In my small example below, all of the 1s in the y array are missing in the x array. This seems to have the effect of splitting on missing versus not missing. I think the desired output would be to use the non-missing values only for determining the split (subject to other constraints) and then sending the missing data down the left or right branch based on gain.
import xgboost
import numpy as np
x = np.array([np.nan, np.nan, np.nan, np.nan, np.nan, np.nan, np.nan, 1, 2, 3]).reshape(-1, 1)
y = np.array([1, 1, 1, 1, 1, 1, 0, 0, 0, 0])
d = xgboost.DMatrix(x, label=y)
params = {
"tree_method": "exact",
"random_state": 42
}
mod = xgboost.train({}, dtrain=d)
mod.get_split_value_histogram('f0')
#> SplitValue Count
#> 0 6.500001 10.0
Hi, I've just come across the same problem but it appears that the split on missing is valid in my data (example below).

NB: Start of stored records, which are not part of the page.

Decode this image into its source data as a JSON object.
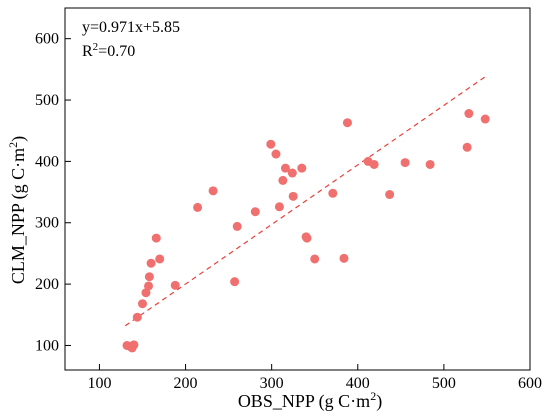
{
  "chart_data": {
    "type": "scatter",
    "xlabel": "OBS_NPP (g C·m",
    "xlabel_sup": "2",
    "xlabel_close": ")",
    "ylabel": "CLM_NPP (g C·m",
    "ylabel_sup": "2",
    "ylabel_close": ")",
    "xlim": [
      60,
      600
    ],
    "ylim": [
      60,
      650
    ],
    "xticks": [
      100,
      200,
      300,
      400,
      500,
      600
    ],
    "yticks": [
      100,
      200,
      300,
      400,
      500,
      600
    ],
    "grid": false,
    "point_color": "#f07070",
    "fit_line": {
      "equation": "y=0.971x+5.85",
      "r2_base": "R",
      "r2_sup": "2",
      "r2_value": "=0.70",
      "slope": 0.971,
      "intercept": 5.85,
      "x_range": [
        130,
        550
      ],
      "color": "#e8403a",
      "style": "dashed"
    },
    "points": [
      {
        "x": 132,
        "y": 100
      },
      {
        "x": 136,
        "y": 98
      },
      {
        "x": 138,
        "y": 96
      },
      {
        "x": 140,
        "y": 101
      },
      {
        "x": 144,
        "y": 146
      },
      {
        "x": 150,
        "y": 168
      },
      {
        "x": 154,
        "y": 186
      },
      {
        "x": 157,
        "y": 197
      },
      {
        "x": 158,
        "y": 212
      },
      {
        "x": 160,
        "y": 234
      },
      {
        "x": 166,
        "y": 275
      },
      {
        "x": 170,
        "y": 241
      },
      {
        "x": 188,
        "y": 198
      },
      {
        "x": 214,
        "y": 325
      },
      {
        "x": 232,
        "y": 352
      },
      {
        "x": 257,
        "y": 204
      },
      {
        "x": 260,
        "y": 294
      },
      {
        "x": 281,
        "y": 318
      },
      {
        "x": 299,
        "y": 428
      },
      {
        "x": 305,
        "y": 412
      },
      {
        "x": 309,
        "y": 326
      },
      {
        "x": 313,
        "y": 369
      },
      {
        "x": 316,
        "y": 389
      },
      {
        "x": 324,
        "y": 381
      },
      {
        "x": 325,
        "y": 343
      },
      {
        "x": 335,
        "y": 389
      },
      {
        "x": 340,
        "y": 277
      },
      {
        "x": 341,
        "y": 275
      },
      {
        "x": 350,
        "y": 241
      },
      {
        "x": 371,
        "y": 348
      },
      {
        "x": 384,
        "y": 242
      },
      {
        "x": 388,
        "y": 463
      },
      {
        "x": 412,
        "y": 400
      },
      {
        "x": 419,
        "y": 395
      },
      {
        "x": 437,
        "y": 346
      },
      {
        "x": 455,
        "y": 398
      },
      {
        "x": 484,
        "y": 395
      },
      {
        "x": 527,
        "y": 423
      },
      {
        "x": 529,
        "y": 478
      },
      {
        "x": 548,
        "y": 469
      }
    ]
  }
}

The missing data split was unexpected but reasonable as the missing data is unlike the other data that is present. I would like to draw this to your attention as preventing xgboost splitting on missing values would have meant that I could not find this important feature of my data. Maybe its possible to have missing values as a warning message + an option ?
value odds ratio 0 1.02 1 1.04 2 1.01 NA 0.45
Regards, Rachel
The xgboost documentation and papers that discuss how it works hints strongly that missing values are sent down the left or right branch along with non-missing records. However, it is clear from the histogram splits that there are many cases where xgboost will send all of the missing data down one branch and the non-missing data down the other.
In our testing this has caused problems for monotonicity from an approximate feature contribution perspective. It is possible that a feature value with the maximum possible value is violating monotinicity because it is being grouped with all of the non-missing data.
Is there anyway to ensure that xgboost never sends only missing data down a branch?